Il y a un espace très intime, entre toi et moi, dans cette toute petite pièce qu’on appelle notre cuisine. Elle est comme nous, la cuisine, ouverte sur le monde mais aussi toute repliée sur elle-même, en creux. Un petit moulin par lequel on rentre, une porte d’entrée, un lieu de passage, de vie aussi. La cuisine c’est chez moi, mais quand c’est aussi chez toi, il y passe des ondes d’un quelque chose d’aussi blanc que la farine des cookies avant de mettre le sucre dedans. Quand on se tourne le dos, toi à la vaisselle et moi devant la planche à découper, nos êtres se frôlent et se respirent. C’est un partage mutuel et tacite, un silence qui en dit long. On écoute ma musique, ou bien ton podcast, sans trop rien dire ou alors en chantant, ou alors en dansant. C’est deux courants dans l’océan, qui se rencontrent et s’enroulent, contraires, complémentaires. Notre valse est presque sans saccade, notre accord est parfait. Le cœur léger on observe, chacun notre tour à la dérobée, cet endroit dans nos nuques où se logent les baisers. De profil ton sourire est renversant, il est si facile, si tranquille, d’avoir envie de passer la main dans ton dos.
Et c’est à la fois dérisoire et bien trop vrai, de te dire que je t’aime plus que les frites, que les myrtilles, plus que la raclette et les sablés conjugués.
Dans la cuisine on se trouve, on se retrouve, sas de décompression entre le dehors, son odeur particulière d’altérité et de tumulte, et notre intériorité aux teintes familières, qui n’est tout de même pas sans ses propres pièges, ses propres dangers. Ici on dépose tout ce qui ne nous rend plus service. Ici, quand ça bouillonne et que ça déborde, on vient baisser le feu.

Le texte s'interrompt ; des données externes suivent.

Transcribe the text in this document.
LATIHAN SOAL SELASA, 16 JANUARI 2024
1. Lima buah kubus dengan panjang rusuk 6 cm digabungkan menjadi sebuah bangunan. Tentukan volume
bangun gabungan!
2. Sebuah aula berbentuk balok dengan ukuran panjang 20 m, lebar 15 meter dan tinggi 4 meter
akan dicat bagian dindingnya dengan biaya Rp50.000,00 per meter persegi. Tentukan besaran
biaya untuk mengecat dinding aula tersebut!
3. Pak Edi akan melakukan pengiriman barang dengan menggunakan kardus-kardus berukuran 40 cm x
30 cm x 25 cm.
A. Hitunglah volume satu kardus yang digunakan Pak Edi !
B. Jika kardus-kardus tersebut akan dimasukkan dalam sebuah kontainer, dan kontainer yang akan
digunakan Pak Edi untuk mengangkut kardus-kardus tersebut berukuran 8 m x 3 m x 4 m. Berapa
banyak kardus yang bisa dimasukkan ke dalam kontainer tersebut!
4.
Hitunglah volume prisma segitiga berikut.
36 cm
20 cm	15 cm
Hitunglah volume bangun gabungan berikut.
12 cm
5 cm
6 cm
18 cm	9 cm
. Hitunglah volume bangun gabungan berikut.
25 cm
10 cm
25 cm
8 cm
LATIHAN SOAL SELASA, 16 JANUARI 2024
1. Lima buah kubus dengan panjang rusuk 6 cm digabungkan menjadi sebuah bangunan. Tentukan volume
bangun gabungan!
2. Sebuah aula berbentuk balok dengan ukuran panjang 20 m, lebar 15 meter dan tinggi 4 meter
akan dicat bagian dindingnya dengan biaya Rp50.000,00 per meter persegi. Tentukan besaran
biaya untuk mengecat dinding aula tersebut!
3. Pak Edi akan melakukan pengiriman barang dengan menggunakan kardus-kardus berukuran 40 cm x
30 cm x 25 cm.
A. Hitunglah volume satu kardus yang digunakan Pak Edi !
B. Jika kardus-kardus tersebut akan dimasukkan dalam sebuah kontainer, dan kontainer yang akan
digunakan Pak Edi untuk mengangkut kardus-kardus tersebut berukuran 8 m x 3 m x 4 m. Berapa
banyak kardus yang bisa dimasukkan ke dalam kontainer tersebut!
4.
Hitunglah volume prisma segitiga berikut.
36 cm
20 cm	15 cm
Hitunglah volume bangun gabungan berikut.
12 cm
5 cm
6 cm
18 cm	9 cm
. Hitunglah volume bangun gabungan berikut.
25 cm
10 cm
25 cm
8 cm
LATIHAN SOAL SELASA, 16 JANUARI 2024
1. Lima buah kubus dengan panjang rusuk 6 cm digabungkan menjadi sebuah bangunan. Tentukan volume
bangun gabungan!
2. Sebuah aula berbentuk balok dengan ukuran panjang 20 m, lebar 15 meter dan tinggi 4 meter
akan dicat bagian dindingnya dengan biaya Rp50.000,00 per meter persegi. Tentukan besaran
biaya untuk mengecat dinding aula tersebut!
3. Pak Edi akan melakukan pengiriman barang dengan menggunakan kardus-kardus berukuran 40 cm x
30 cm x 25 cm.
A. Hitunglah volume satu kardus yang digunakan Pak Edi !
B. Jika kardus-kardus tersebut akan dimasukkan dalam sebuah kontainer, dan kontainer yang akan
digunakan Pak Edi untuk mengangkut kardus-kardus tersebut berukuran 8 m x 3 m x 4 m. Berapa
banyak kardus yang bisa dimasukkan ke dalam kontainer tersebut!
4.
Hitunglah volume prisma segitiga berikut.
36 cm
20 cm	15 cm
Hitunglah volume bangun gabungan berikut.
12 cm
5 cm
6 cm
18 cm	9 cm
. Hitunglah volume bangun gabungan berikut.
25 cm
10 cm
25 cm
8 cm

Dans la cuisine, aussi, bien sûr, on se nourrit. On fabrique de nos mains les repas qu’on mange ensemble et on fabrique, dans cet interstice, cet espace très intime, quelques pièces du puzzle que nous formons tous les deux. Aussi bien côte à côte et les mains dans le même pétrin, que lorsqu’on se tourne le dos, sans jamais oublier où se logent nos baisers.